Dono de um dos gostos mais refinados da cena independente americana, o diretor Wes Anderson aparentemente também nutre uma paixão muito mais popular: cães. Seu novo longa, Ilha dos Cachorros, é uma ode à relação entre homens e seus célebres melhores amigos, bem como uma grande homenagem ao Japão, onde a história se passa.

Claro, em se tratando de Anderson, seu Japão, mais especificamente a fictícia Megasaki, é pura estética, refletindo mais a mente de seu criador do que plenamente seu equivalente no mundo real. Como a Europa de O Grande Hotel Budapeste, a mise-en-scène em Ilha se dá em um lugar inventado, reconstituído das memórias e ideias que Anderson tem do país, muitas delas vindas direto dos épicos do realizador nipônico Akira Kurosawa. Isso gerou um grande furor quando do lançamento do filme em Berlim, com alguns críticos acusando o cineasta de apropriação cultural, com um elenco largamente branco (a exceção sendo uma criminalmente sub-utilizada Yoko Ono) povoando o Japão de Anderson.

Enquanto espectador não-oriental, consigo entender a vontade que Anderson tem de brincar com os arquétipos do país, porém há um quê de exotismo forçado bastante questionável em certas decisões, como a de não legendar os diálogos japoneses. Eles parecem largamente dispensáveis para o entendimento da trama e, em grande parte, são traduzidos pela intérprete dublada pela atriz Frances McDormand, o que os fazem parecer justamente os que os críticos do cineasta mais detestam em sua obra: um maneirismo cool e injustificado.

A despeito disso e da personagem de Greta Gerwig (que atua como “salvadora branca”), a fábula de Anderson funciona graças ao seu humor sardônico e completa realização estética. Girando em torno da busca de Atari Kobayashi por seu cão de guarda Spots, exilado da cidade de Megasaki juntamente com todos os outros cachorros da cidade após uma gripe canina ser usada politicamente para banir os animais da cidade, o filme passa boa parte do seu tempo explorando os dilemas da sobrevivência na ilha-título, enquanto grupos de humanos pró e contra a decisão se digladiam na cidade.

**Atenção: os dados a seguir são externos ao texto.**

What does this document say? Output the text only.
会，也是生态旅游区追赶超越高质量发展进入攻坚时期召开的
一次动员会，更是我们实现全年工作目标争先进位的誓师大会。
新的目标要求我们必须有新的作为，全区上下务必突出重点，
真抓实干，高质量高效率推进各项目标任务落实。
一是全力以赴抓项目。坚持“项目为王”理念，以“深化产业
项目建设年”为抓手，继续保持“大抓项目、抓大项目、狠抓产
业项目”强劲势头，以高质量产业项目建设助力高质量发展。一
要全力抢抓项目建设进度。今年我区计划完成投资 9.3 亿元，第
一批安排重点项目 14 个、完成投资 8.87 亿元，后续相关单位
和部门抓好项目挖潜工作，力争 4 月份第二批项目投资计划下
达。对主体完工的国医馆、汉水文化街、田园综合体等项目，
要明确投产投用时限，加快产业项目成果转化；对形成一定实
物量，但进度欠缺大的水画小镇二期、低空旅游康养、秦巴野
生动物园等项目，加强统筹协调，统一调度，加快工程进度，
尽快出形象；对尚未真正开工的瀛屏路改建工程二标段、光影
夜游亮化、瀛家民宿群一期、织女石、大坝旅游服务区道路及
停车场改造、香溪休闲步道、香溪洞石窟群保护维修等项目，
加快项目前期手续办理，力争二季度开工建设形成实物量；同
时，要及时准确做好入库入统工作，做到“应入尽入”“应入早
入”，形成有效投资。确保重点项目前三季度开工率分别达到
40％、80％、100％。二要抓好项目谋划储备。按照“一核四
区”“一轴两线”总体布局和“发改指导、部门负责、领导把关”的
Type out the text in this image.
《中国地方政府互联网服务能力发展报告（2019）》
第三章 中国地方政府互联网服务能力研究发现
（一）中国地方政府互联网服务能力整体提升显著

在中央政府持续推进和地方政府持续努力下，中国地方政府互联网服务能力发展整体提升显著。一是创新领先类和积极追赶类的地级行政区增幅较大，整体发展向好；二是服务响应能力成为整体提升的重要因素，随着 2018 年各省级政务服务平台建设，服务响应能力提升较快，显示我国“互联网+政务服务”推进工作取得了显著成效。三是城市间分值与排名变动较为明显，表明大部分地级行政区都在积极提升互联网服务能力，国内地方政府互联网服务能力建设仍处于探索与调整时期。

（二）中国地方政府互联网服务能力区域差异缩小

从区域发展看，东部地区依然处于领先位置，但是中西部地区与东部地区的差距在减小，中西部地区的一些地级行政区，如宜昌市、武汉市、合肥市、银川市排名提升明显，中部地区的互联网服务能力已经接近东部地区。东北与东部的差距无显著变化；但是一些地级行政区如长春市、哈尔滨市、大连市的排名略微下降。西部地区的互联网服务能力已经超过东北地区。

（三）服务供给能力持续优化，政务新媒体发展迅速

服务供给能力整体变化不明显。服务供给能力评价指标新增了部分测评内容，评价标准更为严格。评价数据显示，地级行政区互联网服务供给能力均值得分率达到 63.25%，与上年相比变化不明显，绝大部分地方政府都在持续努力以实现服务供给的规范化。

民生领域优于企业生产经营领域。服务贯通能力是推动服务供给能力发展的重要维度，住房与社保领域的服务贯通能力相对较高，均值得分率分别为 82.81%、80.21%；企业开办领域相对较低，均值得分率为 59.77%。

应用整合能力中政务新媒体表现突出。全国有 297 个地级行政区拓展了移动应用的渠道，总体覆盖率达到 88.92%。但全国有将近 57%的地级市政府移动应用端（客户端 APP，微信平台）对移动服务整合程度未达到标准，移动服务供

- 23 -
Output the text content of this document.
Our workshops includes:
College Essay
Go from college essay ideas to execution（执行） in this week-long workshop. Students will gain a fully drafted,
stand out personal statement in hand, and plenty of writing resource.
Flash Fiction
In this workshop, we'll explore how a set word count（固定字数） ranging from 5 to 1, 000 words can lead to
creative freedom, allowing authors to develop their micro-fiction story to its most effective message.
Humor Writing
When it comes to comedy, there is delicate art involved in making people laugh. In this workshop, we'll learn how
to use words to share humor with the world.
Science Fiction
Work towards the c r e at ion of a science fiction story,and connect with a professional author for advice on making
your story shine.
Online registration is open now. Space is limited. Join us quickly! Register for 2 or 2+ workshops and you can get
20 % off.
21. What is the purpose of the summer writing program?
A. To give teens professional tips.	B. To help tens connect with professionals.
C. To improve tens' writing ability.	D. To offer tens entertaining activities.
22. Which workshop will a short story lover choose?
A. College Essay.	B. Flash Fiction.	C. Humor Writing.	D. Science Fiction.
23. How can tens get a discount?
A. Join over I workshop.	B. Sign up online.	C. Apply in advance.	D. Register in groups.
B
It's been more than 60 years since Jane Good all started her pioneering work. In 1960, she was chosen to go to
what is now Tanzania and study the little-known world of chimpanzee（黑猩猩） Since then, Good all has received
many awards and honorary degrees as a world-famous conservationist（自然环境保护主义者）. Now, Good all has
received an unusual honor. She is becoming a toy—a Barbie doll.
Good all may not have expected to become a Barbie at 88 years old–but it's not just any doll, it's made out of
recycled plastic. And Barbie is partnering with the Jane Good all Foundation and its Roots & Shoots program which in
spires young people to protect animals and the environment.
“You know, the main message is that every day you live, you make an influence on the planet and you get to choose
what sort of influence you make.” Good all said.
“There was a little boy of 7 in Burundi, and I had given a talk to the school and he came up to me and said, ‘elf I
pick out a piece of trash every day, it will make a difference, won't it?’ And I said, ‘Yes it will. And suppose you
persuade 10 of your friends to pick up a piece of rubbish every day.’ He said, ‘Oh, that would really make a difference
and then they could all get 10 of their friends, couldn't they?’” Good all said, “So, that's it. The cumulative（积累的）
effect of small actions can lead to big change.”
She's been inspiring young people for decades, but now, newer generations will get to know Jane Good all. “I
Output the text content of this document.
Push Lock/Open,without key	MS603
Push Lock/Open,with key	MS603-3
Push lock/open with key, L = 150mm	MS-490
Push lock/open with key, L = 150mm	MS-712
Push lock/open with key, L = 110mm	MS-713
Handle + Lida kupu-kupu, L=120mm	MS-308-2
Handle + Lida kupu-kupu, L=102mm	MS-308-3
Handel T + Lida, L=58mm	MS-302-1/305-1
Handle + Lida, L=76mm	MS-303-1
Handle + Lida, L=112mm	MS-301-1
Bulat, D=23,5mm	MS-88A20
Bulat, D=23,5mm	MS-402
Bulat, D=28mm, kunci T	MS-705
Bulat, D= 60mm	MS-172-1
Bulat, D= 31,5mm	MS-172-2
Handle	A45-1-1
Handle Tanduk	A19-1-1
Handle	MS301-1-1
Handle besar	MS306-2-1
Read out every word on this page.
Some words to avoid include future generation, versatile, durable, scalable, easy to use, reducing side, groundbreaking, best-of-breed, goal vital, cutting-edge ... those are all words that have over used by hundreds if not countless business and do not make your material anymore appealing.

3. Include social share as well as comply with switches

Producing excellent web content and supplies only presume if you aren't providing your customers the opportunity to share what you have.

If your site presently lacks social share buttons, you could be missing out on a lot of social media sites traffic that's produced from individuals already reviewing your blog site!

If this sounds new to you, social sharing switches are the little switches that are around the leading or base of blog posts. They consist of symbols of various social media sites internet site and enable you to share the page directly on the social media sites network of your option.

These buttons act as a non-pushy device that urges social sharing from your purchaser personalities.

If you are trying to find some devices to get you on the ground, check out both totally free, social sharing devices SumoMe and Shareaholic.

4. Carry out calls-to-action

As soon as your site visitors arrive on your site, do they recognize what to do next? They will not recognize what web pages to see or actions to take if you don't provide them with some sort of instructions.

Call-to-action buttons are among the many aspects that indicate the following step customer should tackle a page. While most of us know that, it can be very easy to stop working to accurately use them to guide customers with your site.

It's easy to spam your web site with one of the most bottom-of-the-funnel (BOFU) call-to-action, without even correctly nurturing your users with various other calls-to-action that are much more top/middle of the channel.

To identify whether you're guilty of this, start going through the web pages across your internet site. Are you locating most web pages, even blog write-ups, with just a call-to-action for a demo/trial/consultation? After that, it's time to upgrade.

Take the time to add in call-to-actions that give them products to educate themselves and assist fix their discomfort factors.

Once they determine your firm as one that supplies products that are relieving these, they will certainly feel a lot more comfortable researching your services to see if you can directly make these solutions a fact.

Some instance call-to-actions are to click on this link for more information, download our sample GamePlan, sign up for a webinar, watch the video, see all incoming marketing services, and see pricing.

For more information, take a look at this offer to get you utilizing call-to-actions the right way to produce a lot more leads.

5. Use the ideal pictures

De certa forma, as narrativas propõem dois filmes em um: na ilha, temos uma road trip canina, e na cidade, algo como um thriller político com claros tons anti-totalitaristas. Ainda que claramente feita para adultos, o tom leve da trama principal torna a empreitada bem mais acessível para crianças do que a animação prévia do diretor, “O Fantástico Sr. Raposo”.

Não deixa de ser interessante que, em seu novo projeto não-live action, o realizador volte a usar o mundo animal como inspiração, ainda que os protagonistas caninos sejam claramente reflexos da humanidade falha e cheia de idiossincrasias que caracteriza o universo de Anderson.

Com tantas coisas no filme chamando atenção para si mesmas, o próprio elenco parece sobrepujado e, com exceção de Bryan Cranston como Chefe, não há nenhuma grande revelação em termos de interpretação, mas o ponto não é esse. Ilha dos Cachorros é um filme que pede para ser levado em consideração pelo seu valor visual e pela simplicidade de sua história – e para ser apreciado por espectadores de duas ou quatro patas.